There is no weak hands or strong hands for me. This terminology has been abused by "pigs" and produced hilarious echo chambers like this right before the crash: http://static3.businessinsider.com/image/5165a9a0ecad045b0d000000-600-249/djlasir.jpg There are only good entry and exit points, and different risk/reward levels associated.

The term has been abused? For sure. The only problem is that the risk/reward levels and the good entry and exit points are hard if not impossible to calculate. One thing you can calculate, however, is that it makes rational sense for mass adoption of Bitcoin and hence putting some money in and holding is not a bad strategy.

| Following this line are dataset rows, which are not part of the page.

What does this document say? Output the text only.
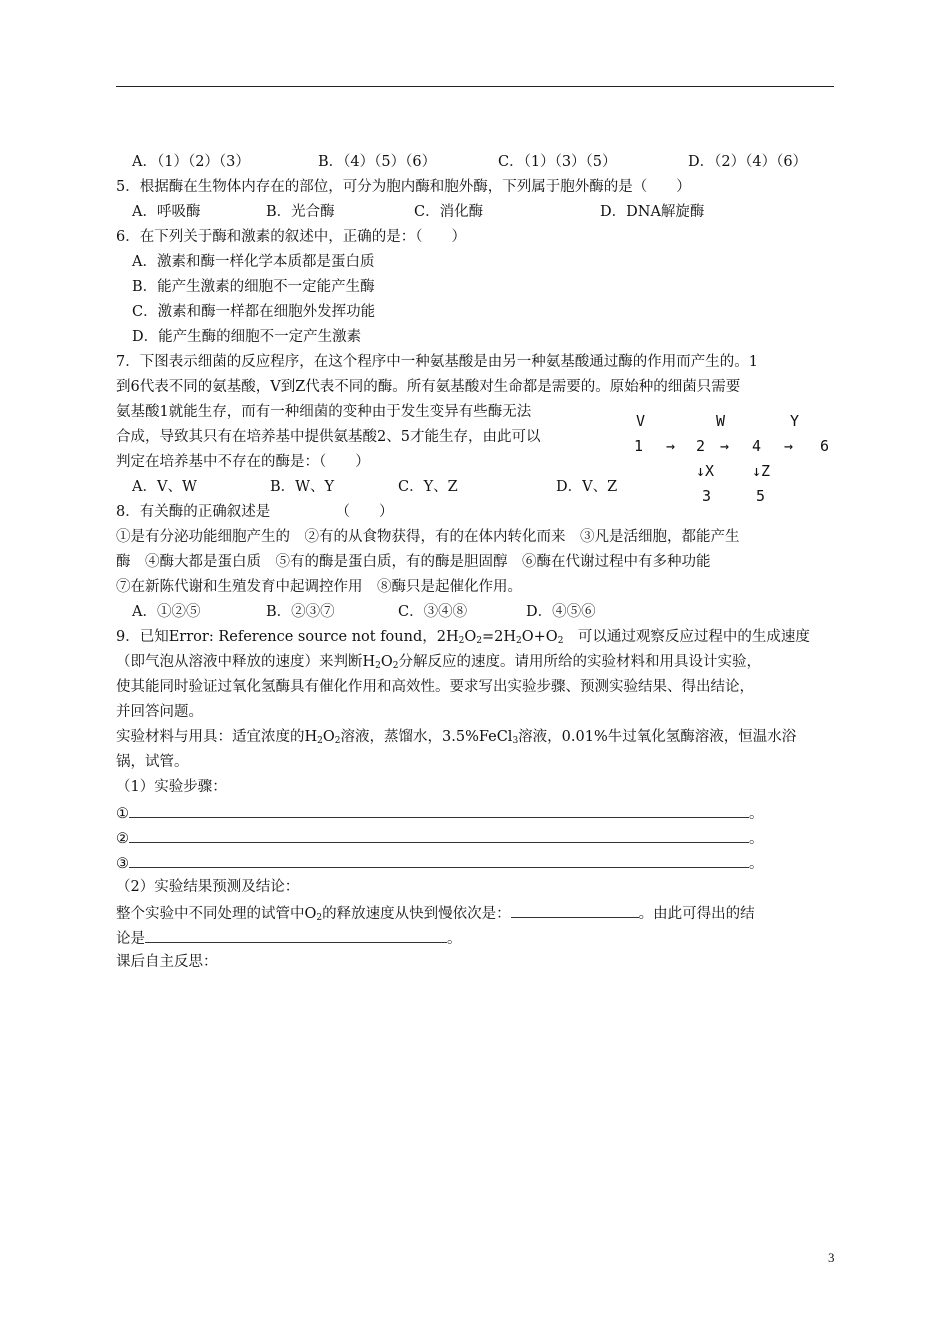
A．（1）（2）（3）	B．（4）（5）（6）	C．（1）（3）（5）	D．（2）（4）（6）
5．根据酶在生物体内存在的部位，可分为胞内酶和胞外酶，下列属于胞外酶的是（　　）
A．呼吸酶	B．光合酶	C．消化酶	D．DNA解旋酶
6．在下列关于酶和激素的叙述中，正确的是：（　　）
A．激素和酶一样化学本质都是蛋白质
B．能产生激素的细胞不一定能产生酶
C．激素和酶一样都在细胞外发挥功能
D．能产生酶的细胞不一定产生激素
7．下图表示细菌的反应程序，在这个程序中一种氨基酸是由另一种氨基酸通过酶的作用而产生的。1
到6代表不同的氨基酸，V到Z代表不同的酶。所有氨基酸对生命都是需要的。原始种的细菌只需要
氨基酸1就能生存，而有一种细菌的变种由于发生变异有些酶无法
合成，导致其只有在培养基中提供氨基酸2、5才能生存，由此可以
判定在培养基中不存在的酶是：（　　）
A．V、W	B．W、Y	C．Y、Z	D．V、Z
V	W	Y
1 → 2 → 4 → 6
↓X	↓Z
3	5
8．有关酶的正确叙述是　　　　　（　　）
①是有分泌功能细胞产生的　②有的从食物获得，有的在体内转化而来　③凡是活细胞，都能产生
酶　④酶大都是蛋白质　⑤有的酶是蛋白质，有的酶是胆固醇　⑥酶在代谢过程中有多种功能
⑦在新陈代谢和生殖发育中起调控作用　⑧酶只是起催化作用。
A．①②⑤	B．②③⑦	C．③④⑧	D．④⑤⑥
9．已知Error: Reference source not found，$2H_2O_2=2H_2O+O_2$　可以通过观察反应过程中的生成速度
（即气泡从溶液中释放的速度）来判断$H_2O_2$分解反应的速度。请用所给的实验材料和用具设计实验，
使其能同时验证过氧化氢酶具有催化作用和高效性。要求写出实验步骤、预测实验结果、得出结论，
并回答问题。
实验材料与用具：适宜浓度的$H_2O_2$溶液，蒸馏水，3.5%FeCl$_3$溶液，0.01%牛过氧化氢酶溶液，恒温水浴
锅，试管。
（1）实验步骤：
①	。
②	。
③	。
（2）实验结果预测及结论：
整个实验中不同处理的试管中$O_2$的释放速度从快到慢依次是：	。由此可得出的结
论是	。
课后自主反思：
3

It's true that if you are comfortable with losing the entire wealth you have stored in Bitcoin, it is a good strategy to lock it away for years and let it go to 0 or 10000. However, for the people who have been here a longer time, Bitcoin probably represents almost all of their net worth, and so, wealth preservation becomes more important than before.

Easy come, easy go, right? For the rest of the people who got in a little later, most of them probably haven't invested their entire net worth into Bitcoin.

For people who don't know anything about trading and who have or plan to have most of their net worth in Bitcoin, I would advocate dollar cost averaging in over months and setting up some sort of profit taking plan, like taking a certain percentage out if it goes up a certain percentage.

Not a bad plan to average in over months, if not years. The profit taking plan part is an idea worth investigating. Let's say you bought BTC100 at $10, then you could sell 10 % now at $100 to recoup your investment and still keep the remaining BTC90. But what are you going to do with $1000 anyway? Spend it on useless fun stuff you forget about in a few months? Put it in a savings account and get 0% interest while its value is being inflated away and the bank where your account is rakes in profit from it by gambling on a stock and derivatives market ballooned by QE? Besides Cashing in to fiat would bring with it a tax liability would it not?

But holding fiat? Why would you want to hold an asset that soon will be pretty much worthless?
Because in a bear market, you can buy more of your favorite assets with the same amount of national currency. People who knew that in the Bitcoin market did well in 2011. You can also buy land or gold or real estate or stocks or whatever you like whenever you like.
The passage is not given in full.